The U.S. Supreme Court recently published several long-awaited decisions that will have wide-spread significance for employers.
It Depends On What the Meaning of “Is” Is. Lawyers frequently quibble about precise definitions since cases can turn on how certain words are interpreted. For instance, a dining service employee recently sued her employer, claiming that another employee harassed and retaliated against her. Generally, a company is automatically liable for harassment by a supervisor, but only liable for the harassment by a co-worker if the company was negligent in handling the victim’s complaint. In other words, an employer’s liability for workplace harassment often depends on whether the harasser is properly considered a “supervisor.” The U.S. Supreme Court rejected the EEOC’s more expansive definition of the term “supervisor” and narrowly defined a supervisor as someone with the power to hire, fire, promote, reassign, or significantly change the alleged victim’s benefits. This narrow definition could make it harder for employees to win future workplace harassment claims.

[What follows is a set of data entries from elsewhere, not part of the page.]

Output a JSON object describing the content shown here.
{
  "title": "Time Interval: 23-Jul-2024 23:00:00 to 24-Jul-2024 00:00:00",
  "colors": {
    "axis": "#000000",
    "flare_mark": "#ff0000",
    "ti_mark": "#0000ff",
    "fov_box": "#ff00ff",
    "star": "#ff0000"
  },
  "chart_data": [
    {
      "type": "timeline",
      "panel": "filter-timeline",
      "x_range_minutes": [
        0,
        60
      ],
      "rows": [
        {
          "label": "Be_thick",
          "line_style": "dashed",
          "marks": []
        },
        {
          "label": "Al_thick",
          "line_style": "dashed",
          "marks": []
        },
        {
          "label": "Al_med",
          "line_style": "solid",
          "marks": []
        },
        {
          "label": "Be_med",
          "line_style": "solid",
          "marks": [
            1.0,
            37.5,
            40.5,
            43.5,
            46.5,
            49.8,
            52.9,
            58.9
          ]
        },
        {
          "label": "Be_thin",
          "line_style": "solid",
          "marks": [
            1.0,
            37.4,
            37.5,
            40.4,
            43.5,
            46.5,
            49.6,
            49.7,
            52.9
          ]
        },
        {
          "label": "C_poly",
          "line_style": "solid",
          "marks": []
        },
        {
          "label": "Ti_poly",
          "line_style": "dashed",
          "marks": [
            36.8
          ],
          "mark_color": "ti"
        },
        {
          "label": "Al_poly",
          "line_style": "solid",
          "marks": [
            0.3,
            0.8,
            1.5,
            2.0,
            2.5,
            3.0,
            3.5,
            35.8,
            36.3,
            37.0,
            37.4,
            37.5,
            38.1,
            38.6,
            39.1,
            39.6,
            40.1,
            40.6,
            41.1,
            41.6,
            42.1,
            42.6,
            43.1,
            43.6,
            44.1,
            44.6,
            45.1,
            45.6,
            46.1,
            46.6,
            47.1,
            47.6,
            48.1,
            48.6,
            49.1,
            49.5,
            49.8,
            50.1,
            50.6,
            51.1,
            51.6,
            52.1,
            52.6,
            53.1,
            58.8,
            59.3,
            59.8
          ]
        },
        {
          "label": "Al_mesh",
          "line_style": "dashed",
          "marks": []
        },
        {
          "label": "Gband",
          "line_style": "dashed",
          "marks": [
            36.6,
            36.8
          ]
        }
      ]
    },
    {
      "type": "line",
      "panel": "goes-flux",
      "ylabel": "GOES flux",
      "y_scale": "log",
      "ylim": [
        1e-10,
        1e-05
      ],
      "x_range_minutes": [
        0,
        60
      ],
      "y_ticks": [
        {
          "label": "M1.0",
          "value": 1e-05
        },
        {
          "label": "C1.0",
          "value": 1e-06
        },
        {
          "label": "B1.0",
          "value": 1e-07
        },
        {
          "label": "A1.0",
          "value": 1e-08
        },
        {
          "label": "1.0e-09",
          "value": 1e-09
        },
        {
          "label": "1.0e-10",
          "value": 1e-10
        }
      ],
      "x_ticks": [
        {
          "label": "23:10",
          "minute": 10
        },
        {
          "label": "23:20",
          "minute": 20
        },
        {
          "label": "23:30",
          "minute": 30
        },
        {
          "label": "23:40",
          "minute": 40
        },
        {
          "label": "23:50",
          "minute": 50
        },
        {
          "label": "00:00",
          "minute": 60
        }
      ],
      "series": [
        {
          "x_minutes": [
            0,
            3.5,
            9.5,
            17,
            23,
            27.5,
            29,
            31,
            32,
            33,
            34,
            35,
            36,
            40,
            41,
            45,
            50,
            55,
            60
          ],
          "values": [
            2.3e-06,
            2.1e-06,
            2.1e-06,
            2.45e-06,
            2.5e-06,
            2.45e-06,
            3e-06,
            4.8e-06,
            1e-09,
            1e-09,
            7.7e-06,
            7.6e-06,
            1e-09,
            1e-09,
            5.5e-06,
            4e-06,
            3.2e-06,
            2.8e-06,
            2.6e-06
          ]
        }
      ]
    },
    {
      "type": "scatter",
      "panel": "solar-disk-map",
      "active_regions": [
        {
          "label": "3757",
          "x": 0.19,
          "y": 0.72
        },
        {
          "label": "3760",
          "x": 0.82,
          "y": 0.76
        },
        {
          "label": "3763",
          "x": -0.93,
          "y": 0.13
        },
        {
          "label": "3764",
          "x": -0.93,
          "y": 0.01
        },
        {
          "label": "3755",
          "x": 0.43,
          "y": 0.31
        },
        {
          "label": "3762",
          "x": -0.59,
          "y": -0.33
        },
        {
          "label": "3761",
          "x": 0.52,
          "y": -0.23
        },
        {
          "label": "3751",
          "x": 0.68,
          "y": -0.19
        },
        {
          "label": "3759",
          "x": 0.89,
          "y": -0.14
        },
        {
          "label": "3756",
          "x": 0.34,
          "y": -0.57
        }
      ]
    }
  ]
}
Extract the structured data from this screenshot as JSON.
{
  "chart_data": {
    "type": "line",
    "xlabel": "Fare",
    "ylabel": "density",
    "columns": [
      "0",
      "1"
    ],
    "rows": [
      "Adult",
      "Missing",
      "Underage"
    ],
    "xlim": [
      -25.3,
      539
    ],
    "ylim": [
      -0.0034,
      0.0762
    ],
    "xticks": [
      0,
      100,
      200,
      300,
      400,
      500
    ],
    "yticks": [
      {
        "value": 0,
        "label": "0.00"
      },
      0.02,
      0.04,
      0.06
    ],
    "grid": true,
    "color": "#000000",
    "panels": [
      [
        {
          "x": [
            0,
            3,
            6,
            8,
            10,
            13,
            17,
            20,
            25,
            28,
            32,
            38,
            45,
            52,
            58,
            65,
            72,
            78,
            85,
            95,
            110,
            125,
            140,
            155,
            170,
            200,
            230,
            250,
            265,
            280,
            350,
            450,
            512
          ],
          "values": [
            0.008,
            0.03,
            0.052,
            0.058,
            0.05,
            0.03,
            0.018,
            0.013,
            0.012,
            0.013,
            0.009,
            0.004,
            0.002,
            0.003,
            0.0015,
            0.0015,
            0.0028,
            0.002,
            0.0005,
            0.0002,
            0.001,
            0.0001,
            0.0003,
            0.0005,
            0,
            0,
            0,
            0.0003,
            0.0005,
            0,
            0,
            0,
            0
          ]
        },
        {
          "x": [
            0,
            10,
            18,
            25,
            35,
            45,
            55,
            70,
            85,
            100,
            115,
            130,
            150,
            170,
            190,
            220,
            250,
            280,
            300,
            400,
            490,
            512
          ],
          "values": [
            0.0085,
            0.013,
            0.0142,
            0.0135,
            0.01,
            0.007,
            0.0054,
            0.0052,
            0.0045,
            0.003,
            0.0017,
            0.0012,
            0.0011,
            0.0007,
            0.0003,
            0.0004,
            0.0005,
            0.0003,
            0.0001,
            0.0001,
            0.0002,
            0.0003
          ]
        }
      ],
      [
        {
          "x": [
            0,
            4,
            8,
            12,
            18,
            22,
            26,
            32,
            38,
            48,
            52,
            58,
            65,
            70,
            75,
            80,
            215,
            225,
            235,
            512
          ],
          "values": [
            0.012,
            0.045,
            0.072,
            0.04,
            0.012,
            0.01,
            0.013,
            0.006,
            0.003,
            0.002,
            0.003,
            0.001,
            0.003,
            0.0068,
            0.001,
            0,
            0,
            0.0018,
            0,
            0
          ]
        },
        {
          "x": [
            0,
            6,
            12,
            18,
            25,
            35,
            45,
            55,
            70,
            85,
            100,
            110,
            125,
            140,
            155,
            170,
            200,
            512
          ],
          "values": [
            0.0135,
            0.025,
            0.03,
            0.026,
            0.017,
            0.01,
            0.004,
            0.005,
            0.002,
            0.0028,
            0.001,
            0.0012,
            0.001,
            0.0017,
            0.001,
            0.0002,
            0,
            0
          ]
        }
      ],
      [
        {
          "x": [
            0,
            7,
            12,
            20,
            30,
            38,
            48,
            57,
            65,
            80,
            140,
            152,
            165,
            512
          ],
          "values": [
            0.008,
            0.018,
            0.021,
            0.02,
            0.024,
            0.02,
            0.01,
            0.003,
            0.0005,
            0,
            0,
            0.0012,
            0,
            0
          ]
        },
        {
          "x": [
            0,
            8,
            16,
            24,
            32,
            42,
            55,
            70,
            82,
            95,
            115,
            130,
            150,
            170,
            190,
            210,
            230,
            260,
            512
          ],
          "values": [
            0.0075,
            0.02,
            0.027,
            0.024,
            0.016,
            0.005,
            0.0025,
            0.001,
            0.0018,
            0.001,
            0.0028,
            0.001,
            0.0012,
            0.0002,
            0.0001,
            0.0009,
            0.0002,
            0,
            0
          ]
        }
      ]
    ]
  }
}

High Court Imposes More Rigid Standard for Retaliation Claims. The Supreme Court also sided with employers on a case that examined the proper standard for retaliation claims. In this case, a doctor of Middle Eastern descent sued his employer after his supervisor allegedly retaliated against him for reporting ethnic harassment. The doctor claimed that his employer violated Title VII because the employer’s retaliatory conduct was a motivating factor in his discharge. The U.S. Supreme Court disagreed. The Court held that an employee can’t win a Title VII retaliation claim unless the employee proves that the retaliatory conduct was the factor in his or her discharge. This standard (also known as “but for” causation) is tougher than the less demanding “motivating factor” standard and could result in fewer successful Title VII retaliation claims.
Sign on the Dotted Line. We’ve all done it. We click “accept” before fully reading a lengthy terms and conditions agreement. But that’s dangerous. Just ask several plaintiffs who recently sued American Express. They entered into an agreement with American Express that contained an arbitration provision, requiring that all disputes be resolved by arbitration. Despite this provision, the plaintiffs filed a class action lawsuit against American Express. They claimed that the arbitration provision should be thrown out because the cost of individually arbitrating the case would be too costly. That didn’t persuade the Supreme Court. It held that the Federal Arbitration Act does not permit courts to invalidate a contractual waiver of class arbitration. While this lawsuit was not employment related, the Court’s deference to arbitration provisions should give hope to companies that use them and pause to people who don’t read them.
Court’s Ruling Provides More Questions than Answers. Congress passed the Defense of Marriage Act (DOMA) in 1996. It denied federal recognition of same-sex marriage by defining marriage as a union between one man and one woman. However, the Supreme Court recently ruled that DOMA is unconstitutional because it violates the Due Process Clause of the Fifth Amendment. The fall of DOMA affects over 1,000 other federal laws, including many rules governing employee benefit plans. The Court’s ruling will impact operational provisions such as spousal protections in retirement plans, along with the taxation of same-sex spouse benefits. It is too early to say what plan changes this ruling will require, but changes are certainly coming.